尼崎(西国街道)

尼崎市の西国街道(山崎通)は、現在の西昆陽町部分のみで、河川敷も含め800mの区間でしょう。R171の新道、旧道にほぼのみ込まれ近世の道の面影を残す道はありません。見ておきたいのは、大正に入っての「武庫村道路元標」と、武庫川河川敷内の髭(ひげ)の渡し跡の二点かとおもいます。

伊丹市西国街道解説碑より
山口県文書館「行程記」から

旧R171から南西を見る
右歩道橋下に元標

ガードレール後に元標
右後ろに祠

武庫村道路元標を北に見る

伊丹市との境はR171と県道42号(尼宝線)の昆陽交差点より180m南西あたりと思いますが目印がないので、昆陽交差点から始めます。国道北側を500m南西に進むと「西昆陽交差点」になりますが、R171新道が南に曲がり始めているので大きな交差点になっているが1970年頃までは北側の四辻だけだったように思います。南北の道は尼崎市の守部あたりから宝塚市の安倉につづく道であったでしょう。交差点を南西に直進(旧R171)すること140m地点に歩道橋がが架かっている。歩道橋北側階段下に「武庫村道路元標」と小さな祠があります。大正12年の地図では離れた東武庫に役場が有りここの道筋とも違うし、ここに元標をおく理由がなさそうである。ここへは移設されたものとして、元は上で述べた西昆陽の交差点にあったものではないか。
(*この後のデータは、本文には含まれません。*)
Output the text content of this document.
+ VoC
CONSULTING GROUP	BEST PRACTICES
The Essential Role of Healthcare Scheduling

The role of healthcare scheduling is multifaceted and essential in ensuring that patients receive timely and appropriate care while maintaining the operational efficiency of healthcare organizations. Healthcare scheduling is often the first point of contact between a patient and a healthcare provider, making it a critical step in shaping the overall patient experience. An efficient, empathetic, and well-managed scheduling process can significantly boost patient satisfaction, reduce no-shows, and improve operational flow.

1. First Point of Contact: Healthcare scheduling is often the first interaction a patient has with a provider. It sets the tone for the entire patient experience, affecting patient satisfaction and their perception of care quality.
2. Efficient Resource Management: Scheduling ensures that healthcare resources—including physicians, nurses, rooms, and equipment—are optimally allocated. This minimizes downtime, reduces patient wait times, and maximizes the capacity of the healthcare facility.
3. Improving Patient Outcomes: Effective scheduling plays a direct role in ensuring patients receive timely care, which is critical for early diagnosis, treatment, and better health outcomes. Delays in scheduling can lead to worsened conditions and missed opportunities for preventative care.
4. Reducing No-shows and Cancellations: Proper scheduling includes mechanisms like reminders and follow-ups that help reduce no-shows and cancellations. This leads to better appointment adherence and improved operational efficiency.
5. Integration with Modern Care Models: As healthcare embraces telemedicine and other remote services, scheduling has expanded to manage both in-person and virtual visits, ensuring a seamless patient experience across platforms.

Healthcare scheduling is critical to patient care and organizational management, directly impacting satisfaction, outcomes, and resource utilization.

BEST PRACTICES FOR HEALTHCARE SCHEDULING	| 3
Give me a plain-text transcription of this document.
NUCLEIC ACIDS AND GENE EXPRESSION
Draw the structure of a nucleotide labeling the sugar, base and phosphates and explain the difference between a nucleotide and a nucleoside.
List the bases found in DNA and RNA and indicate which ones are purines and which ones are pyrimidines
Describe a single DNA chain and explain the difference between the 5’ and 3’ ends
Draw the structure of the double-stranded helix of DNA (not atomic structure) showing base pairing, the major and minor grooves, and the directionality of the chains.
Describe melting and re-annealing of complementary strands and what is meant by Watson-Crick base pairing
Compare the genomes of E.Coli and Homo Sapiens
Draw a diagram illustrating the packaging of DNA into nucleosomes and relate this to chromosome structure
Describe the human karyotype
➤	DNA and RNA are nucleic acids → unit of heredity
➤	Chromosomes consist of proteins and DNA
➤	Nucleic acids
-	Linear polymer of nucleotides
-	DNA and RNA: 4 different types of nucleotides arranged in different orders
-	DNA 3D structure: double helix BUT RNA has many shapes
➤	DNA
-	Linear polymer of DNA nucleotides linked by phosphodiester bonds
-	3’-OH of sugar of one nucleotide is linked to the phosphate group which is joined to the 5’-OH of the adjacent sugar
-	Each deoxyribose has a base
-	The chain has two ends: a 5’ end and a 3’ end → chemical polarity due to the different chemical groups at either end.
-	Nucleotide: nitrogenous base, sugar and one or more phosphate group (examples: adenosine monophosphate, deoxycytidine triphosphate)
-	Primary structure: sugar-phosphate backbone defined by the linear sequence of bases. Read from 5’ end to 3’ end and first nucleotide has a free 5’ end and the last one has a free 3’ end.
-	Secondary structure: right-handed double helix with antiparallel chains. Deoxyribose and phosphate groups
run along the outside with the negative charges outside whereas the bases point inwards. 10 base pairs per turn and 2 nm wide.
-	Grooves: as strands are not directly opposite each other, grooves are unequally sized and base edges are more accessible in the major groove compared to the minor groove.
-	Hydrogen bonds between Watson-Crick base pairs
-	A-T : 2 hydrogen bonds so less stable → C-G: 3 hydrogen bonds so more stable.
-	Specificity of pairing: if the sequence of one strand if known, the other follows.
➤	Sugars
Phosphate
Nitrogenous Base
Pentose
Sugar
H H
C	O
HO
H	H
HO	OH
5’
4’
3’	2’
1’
東西、南北の太い道がまじわった辻としてふさわしくおもいます。尚、当時現在の尼宝線(昭和7(1932)年日本初の自動車道)の辺りには道はありません。

道路元標から旧R171を南西に190m武庫川の左(東)岸土手に突当り道が左(南)へ曲がり始める手前に四辻があり、これを右(北)に折れて50m登り土手上の道に出て、これを横断して河原に20mおりた辺りの右手(北側)に常夜灯と少し西に「髭の渡し解説板」があります。(堤防上の道の横断は気を付けてください。車が多いのに横断歩道はなく、河原へ降りる道はガードレールの切れ目に巾1m程の階段だけです。車はおろか自転車も通行できません。河原や近辺に駐車場も見かけません。)

旧R171、右折する辻を西に見る

交差点より北を見る。渡し跡、宝塚へ

河原の髭の渡し跡常夜灯を西に見る

尼崎市、髭の渡し解説板

髭の渡し跡常夜灯を振返って東に見る

武庫川左岸より西宮側を見る
今はすぐ下流に砂防提があり水が淀む

川向うは西宮市になります。上の写真「伊丹市西国街道碑の「行程記」には「武庫川広二町陸渡リ、此水広二間水浅シ」とあり、国立博物館の「山崎通分間延絵図」では「川巾二百六(又は八)十間」としており、2丁で218m、268間で468mと大きく違うが、渡し地点を明治の地図でみると堤防間が470m程度と読み取れ、「行程記」の記述は普段の水の流れる巾を書いたのではないでしょうか。ただし後ろの「此水広二間水浅シ」は「二間」ではなく「二町」の誤りではないかとおもっていますが、原本を見たことがありません。昭和36(1961)年頃の夏休みの記憶では子供の腰くらいで幅は50mほどであったように思う。渡し跡よりは少し下流だったようにおもいます。